“He's a lovely horse,” commented Crane, knowing quite well to what Langdon referred.
“He's all that, but just look at the other devil.”
Diablo was throwing his nose fretfully up and down, up and down; grabbing at the bit; pirouetting from one side the course to the other; nearly pulling Westley over his neck one minute, as with lowered head he sought to break away, and the next dashing forward for a few yards with it stuck foolishly high, like a badmouthed Indian cayuse.

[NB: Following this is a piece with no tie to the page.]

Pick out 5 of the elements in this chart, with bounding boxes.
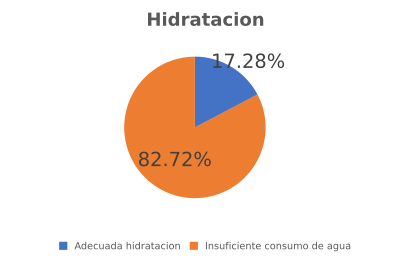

“But Westley'll manage him,” Langdon confided to Crane, after a period of silent observation; “he'll get his belly full of runnin' when he's gone a mile and a quarter with The Dutchman. Gad! that was neat; here they come;” for the two boys had whirled with sudden skill at the quarter post, and broke away, with Diablo slightly in the lead. “My God! he can move,” muttered Langdon, abstractedly, and quite to himself. The man at his side had floated into oblivion. He saw only a great striding black horse coming wide-mouthed up the stretch. At the Black's heels, with dogged lope, hung the Bay.

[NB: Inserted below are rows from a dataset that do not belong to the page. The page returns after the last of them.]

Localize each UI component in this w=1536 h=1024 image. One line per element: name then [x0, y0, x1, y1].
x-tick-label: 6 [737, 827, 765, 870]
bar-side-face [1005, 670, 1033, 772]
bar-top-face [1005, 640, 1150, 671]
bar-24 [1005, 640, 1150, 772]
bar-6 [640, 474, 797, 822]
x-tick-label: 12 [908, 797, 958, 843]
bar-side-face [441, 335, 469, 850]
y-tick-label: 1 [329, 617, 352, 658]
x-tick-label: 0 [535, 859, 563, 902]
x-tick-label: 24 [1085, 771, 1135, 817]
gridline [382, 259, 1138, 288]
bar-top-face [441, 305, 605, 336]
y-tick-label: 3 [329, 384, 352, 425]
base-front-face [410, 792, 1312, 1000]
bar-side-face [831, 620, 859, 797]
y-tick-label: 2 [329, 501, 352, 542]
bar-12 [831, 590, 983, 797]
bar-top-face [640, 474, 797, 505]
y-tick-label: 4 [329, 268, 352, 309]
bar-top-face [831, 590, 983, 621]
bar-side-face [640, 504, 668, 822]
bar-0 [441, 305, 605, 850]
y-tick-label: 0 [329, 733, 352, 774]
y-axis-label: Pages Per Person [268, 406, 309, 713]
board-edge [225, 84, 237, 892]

“Take him back, take him back, Westley!” yelled Langdon, leaning far out over the rail, as the horses raced by, Diablo well in front.
The Trainer's admonition seemed like a cry to a cyclone, as void of usefulness. What power could the tiny dot lying close hugged far up on the straining black neck have over the galloping fiend?
“Yes, that's the way,” Langdon said, nodding his head to Crane, and jerking a thumb out toward the first turn in the course, where the two horses were hugging close to the rail; “that's the way he's worked here.”
“Which one?” asked his companion.
“The Black, an' if he ever does that in a race—God help the others—they'll never catch him; they'll never catch him; they'll never catch him,” he kept repeating, dwelling lovingly on the thought, as he saw the confirmation of it being enacted before his eyes; for across the new green of the grass-sprouted course he could see two open lengths of daylight between Diablo and The Dutchman.
“Fifty-one and a half for the half-mile,” he imparted to Crane, looking at his watch. “Now The Dutchman is moving up; Colley doesn't mean to get left if he can help it. I'm afraid Diablo'll shut up when he's pinched; his kind are apt to do that. The Dutchman is game, an' if he ever gets to the Black's throat-latch he'll chuck it. But it takes some ridin'; it takes some ridin', sir.” He was becoming enthusiastic, exuberant. The silent man at his side noticed the childish repetition with inward amusement. He had thought that Langdon would have been overjoyed to see the bay horse smother his opponent. Was not the Trainer to have ten thousand dollars if The Dutchman won the Handicap? But here he was pinning his satisfaction to the good showing of Diablo. He didn't know of the compact between Langdon and the Bookmaker Faust, but he strongly suspected from the Trainer's demeanor that the gallop he was witnessing foretold some big coup the latter scented.